Flower-like Ni/Al layered double hydroxides (Ni/Al-LDHs) were in-situ grown on rosin-derived resin to design a rose-inspired hierarchical microbead (RIHMB), which is efficient in removing tetracycline hydrochloride (TCH) from water system. The ingeniously designed dual-layer structure of RIHMB features an inner layer rich in quaternary ammonium (–R₄N⁺) that strongly attracts negatively charged TCH, and a rose-like outer layer with numerous pores to accommodate the adsorbates. RIHMB exhibits exceptional reusability, achieving over 92% TCH removal efficiency after five cycles. Molecular dynamics simulations demonstrate that RIHMB not only adsorbs TCH with high efficiency but also facilitates its remarkably rapid release (NaCl as desorbent). This outcome is attributed to the porous structure of Ni/Al-LDHs, which traps TCH and acts as a physical barrier, preventing direct interaction with –R₄N⁺. Then, chloride ions in the desorbent neutralize the positive charge of RIHMB, reduces its adsorption affinity for TCH, and promotes rapid desorption.
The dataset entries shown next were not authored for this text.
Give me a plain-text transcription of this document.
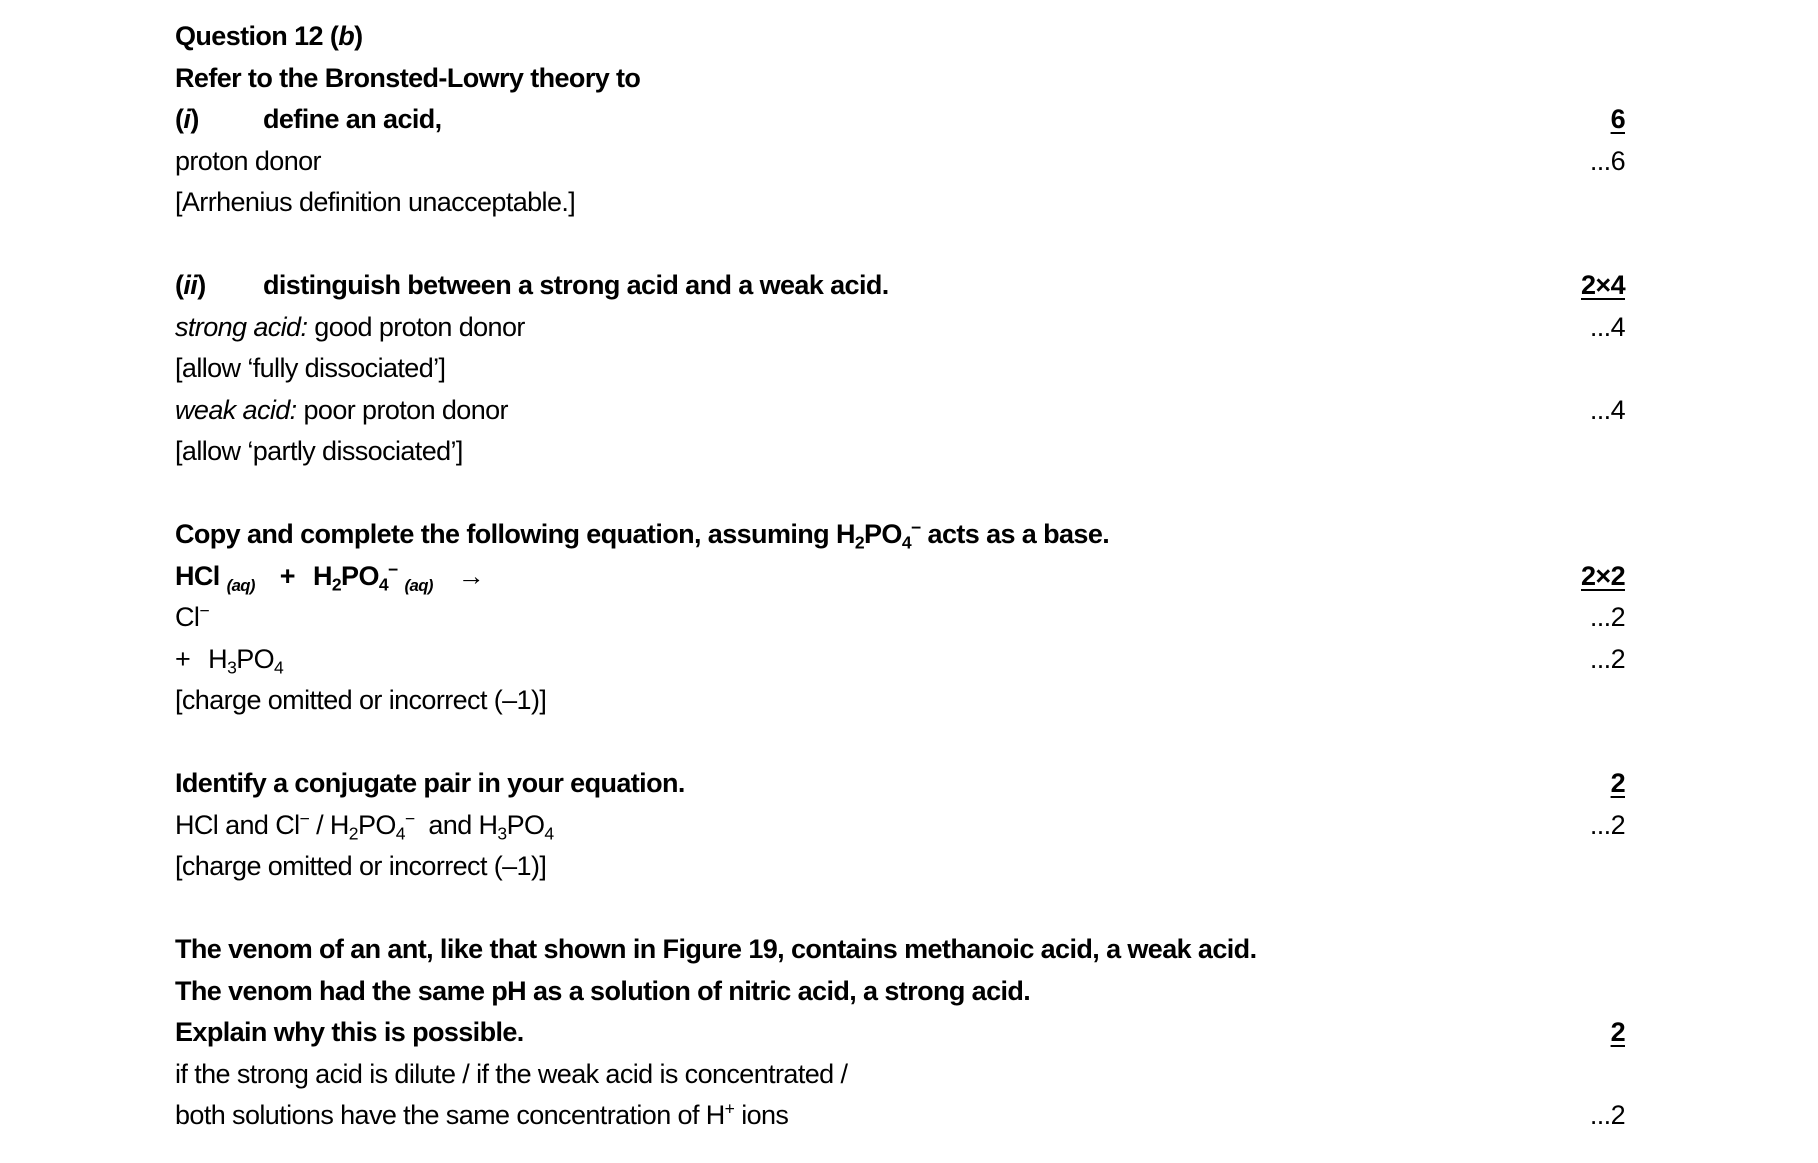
Question 12 (b)
Refer to the Bronsted-Lowry theory to
(i) define an acid,	6
proton donor	...6
[Arrhenius definition unacceptable.]
(ii) distinguish between a strong acid and a weak acid.	2×4
strong acid: good proton donor	...4
[allow ‘fully dissociated’]
weak acid: poor proton donor	...4
[allow ‘partly dissociated’]
Copy and complete the following equation, assuming $H_2PO_4^-$ acts as a base.
HCl $_{(aq)} + H_2PO_4^-$ $_{(aq)}$ →	2×2
Cl−	...2
+ $H_3PO_4$	...2
[charge omitted or incorrect (–1)]
Identify a conjugate pair in your equation.	2
HCl and $Cl^- / H_2PO_4^-$  and $H_3PO_4$	...2
[charge omitted or incorrect (–1)]
The venom of an ant, like that shown in Figure 19, contains methanoic acid, a weak acid.
The venom had the same pH as a solution of nitric acid, a strong acid.
Explain why this is possible.	2
if the strong acid is dilute / if the weak acid is concentrated /
both solutions have the same concentration of H+ ions	...2
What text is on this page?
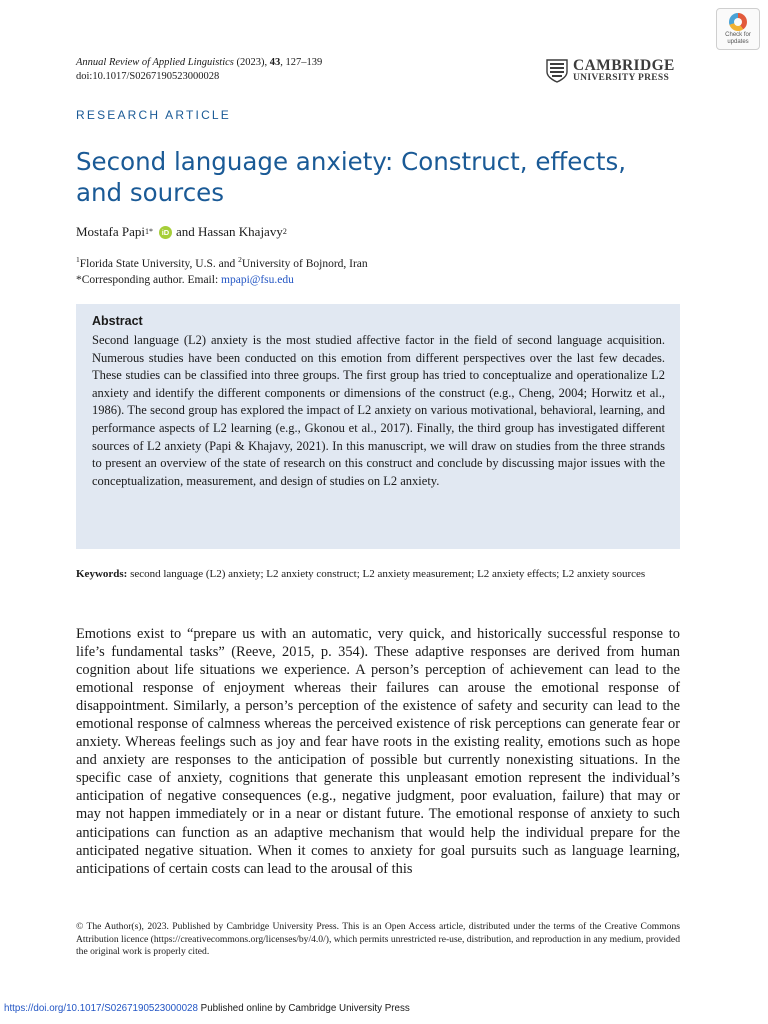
Check for updates
Annual Review of Applied Linguistics (2023), 43, 127–139
doi:10.1017/S0267190523000028
CAMBRIDGE
UNIVERSITY PRESS
RESEARCH ARTICLE
Second language anxiety: Construct, effects, and sources
Mostafa Papi 1*	iD and Hassan Khajavy 2
$^1$Florida State University, U.S. and $^2$University of Bojnord, Iran
*Corresponding author. Email: mpapi@fsu.edu
Abstract
Second language (L2) anxiety is the most studied affective factor in the field of second language acquisition. Numerous studies have been conducted on this emotion from different perspectives over the last few decades. These studies can be classified into three groups. The first group has tried to conceptualize and operationalize L2 anxiety and identify the different components or dimensions of the construct (e.g., Cheng, 2004; Horwitz et al., 1986). The second group has explored the impact of L2 anxiety on various motivational, behavioral, learning, and performance aspects of L2 learning (e.g., Gkonou et al., 2017). Finally, the third group has investigated different sources of L2 anxiety (Papi & Khajavy, 2021). In this manuscript, we will draw on studies from the three strands to present an overview of the state of research on this construct and conclude by discussing major issues with the conceptualization, measurement, and design of studies on L2 anxiety.
Keywords: second language (L2) anxiety; L2 anxiety construct; L2 anxiety measurement; L2 anxiety effects; L2 anxiety sources
Emotions exist to “prepare us with an automatic, very quick, and historically successful response to life’s fundamental tasks” (Reeve, 2015, p. 354). These adaptive responses are derived from human cognition about life situations we experience. A person’s perception of achievement can lead to the emotional response of enjoyment whereas their failures can arouse the emotional response of disappointment. Similarly, a person’s perception of the existence of safety and security can lead to the emotional response of calmness whereas the perceived existence of risk perceptions can generate fear or anxiety. Whereas feelings such as joy and fear have roots in the existing reality, emotions such as hope and anxiety are responses to the anticipation of possible but currently nonexisting situations. In the specific case of anxiety, cognitions that generate this unpleasant emotion represent the individual’s anticipation of negative consequences (e.g., negative judgment, poor evaluation, failure) that may or may not happen immediately or in a near or distant future. The emotional response of anxiety to such anticipations can function as an adaptive mechanism that would help the individual prepare for the anticipated negative situation. When it comes to anxiety for goal pursuits such as language learning, anticipations of certain costs can lead to the arousal of this
© The Author(s), 2023. Published by Cambridge University Press. This is an Open Access article, distributed under the terms of the Creative Commons Attribution licence (https://creativecommons.org/licenses/by/4.0/), which permits unrestricted re-use, distribution, and reproduction in any medium, provided the original work is properly cited.
https://doi.org/10.1017/S0267190523000028 Published online by Cambridge University Press
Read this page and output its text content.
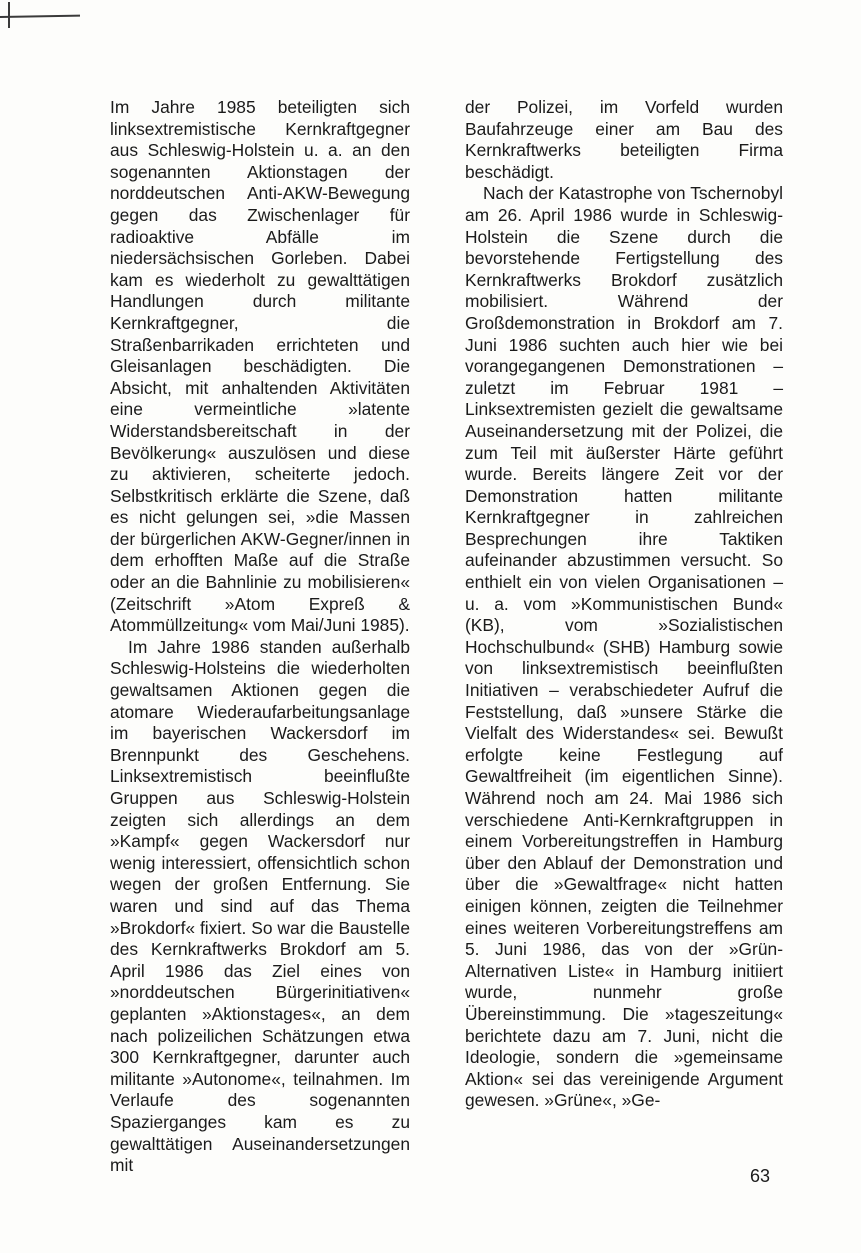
Im Jahre 1985 beteiligten sich linksextremistische Kernkraftgegner aus Schleswig-Holstein u. a. an den sogenannten Aktionstagen der norddeutschen Anti-AKW-Bewegung gegen das Zwischenlager für radioaktive Abfälle im niedersächsischen Gorleben. Dabei kam es wiederholt zu gewalttätigen Handlungen durch militante Kernkraftgegner, die Straßenbarrikaden errichteten und Gleisanlagen beschädigten. Die Absicht, mit anhaltenden Aktivitäten eine vermeintliche »latente Widerstandsbereitschaft in der Bevölkerung« auszulösen und diese zu aktivieren, scheiterte jedoch. Selbstkritisch erklärte die Szene, daß es nicht gelungen sei, »die Massen der bürgerlichen AKW-Gegner/innen in dem erhofften Maße auf die Straße oder an die Bahnlinie zu mobilisieren« (Zeitschrift »Atom Expreß & Atommüllzeitung« vom Mai/Juni 1985).

Im Jahre 1986 standen außerhalb Schleswig-Holsteins die wiederholten gewaltsamen Aktionen gegen die atomare Wiederaufarbeitungsanlage im bayerischen Wackersdorf im Brennpunkt des Geschehens. Linksextremistisch beeinflußte Gruppen aus Schleswig-Holstein zeigten sich allerdings an dem »Kampf« gegen Wackersdorf nur wenig interessiert, offensichtlich schon wegen der großen Entfernung. Sie waren und sind auf das Thema »Brokdorf« fixiert. So war die Baustelle des Kernkraftwerks Brokdorf am 5. April 1986 das Ziel eines von »norddeutschen Bürgerinitiativen« geplanten »Aktionstages«, an dem nach polizeilichen Schätzungen etwa 300 Kernkraftgegner, darunter auch militante »Autonome«, teilnahmen. Im Verlaufe des sogenannten Spazierganges kam es zu gewalttätigen Auseinandersetzungen mit

der Polizei, im Vorfeld wurden Baufahrzeuge einer am Bau des Kernkraftwerks beteiligten Firma beschädigt.

Nach der Katastrophe von Tschernobyl am 26. April 1986 wurde in Schleswig-Holstein die Szene durch die bevorstehende Fertigstellung des Kernkraftwerks Brokdorf zusätzlich mobilisiert. Während der Großdemonstration in Brokdorf am 7. Juni 1986 suchten auch hier wie bei vorangegangenen Demonstrationen – zuletzt im Februar 1981 – Linksextremisten gezielt die gewaltsame Auseinandersetzung mit der Polizei, die zum Teil mit äußerster Härte geführt wurde. Bereits längere Zeit vor der Demonstration hatten militante Kernkraftgegner in zahlreichen Besprechungen ihre Taktiken aufeinander abzustimmen versucht. So enthielt ein von vielen Organisationen – u. a. vom »Kommunistischen Bund« (KB), vom »Sozialistischen Hochschulbund« (SHB) Hamburg sowie von linksextremistisch beeinflußten Initiativen – verabschiedeter Aufruf die Feststellung, daß »unsere Stärke die Vielfalt des Widerstandes« sei. Bewußt erfolgte keine Festlegung auf Gewaltfreiheit (im eigentlichen Sinne). Während noch am 24. Mai 1986 sich verschiedene Anti-Kernkraftgruppen in einem Vorbereitungstreffen in Hamburg über den Ablauf der Demonstration und über die »Gewaltfrage« nicht hatten einigen können, zeigten die Teilnehmer eines weiteren Vorbereitungstreffens am 5. Juni 1986, das von der »Grün-Alternativen Liste« in Hamburg initiiert wurde, nunmehr große Übereinstimmung. Die »tageszeitung« berichtete dazu am 7. Juni, nicht die Ideologie, sondern die »gemeinsame Aktion« sei das vereinigende Argument gewesen. »Grüne«, »Ge-

63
A novel Wen Li-Wei Wei adsorption mass transfer model is presented, which reveals the collective influence of liquid-film diffusion, pore mass transfer, and sorption onto active sites on adsorption mass transfer, providing valuable insights into the underlying mechanisms. Multiple quantum chemical theoretical calculations were integrated to quantify the contributions of charge interaction, hydrogen bonding, π-π interaction, and van der Waals force to adsorption. A scale-up experiment conducted on a real water system offers a promising strategy for the remediation of environments contaminated with antibiotics.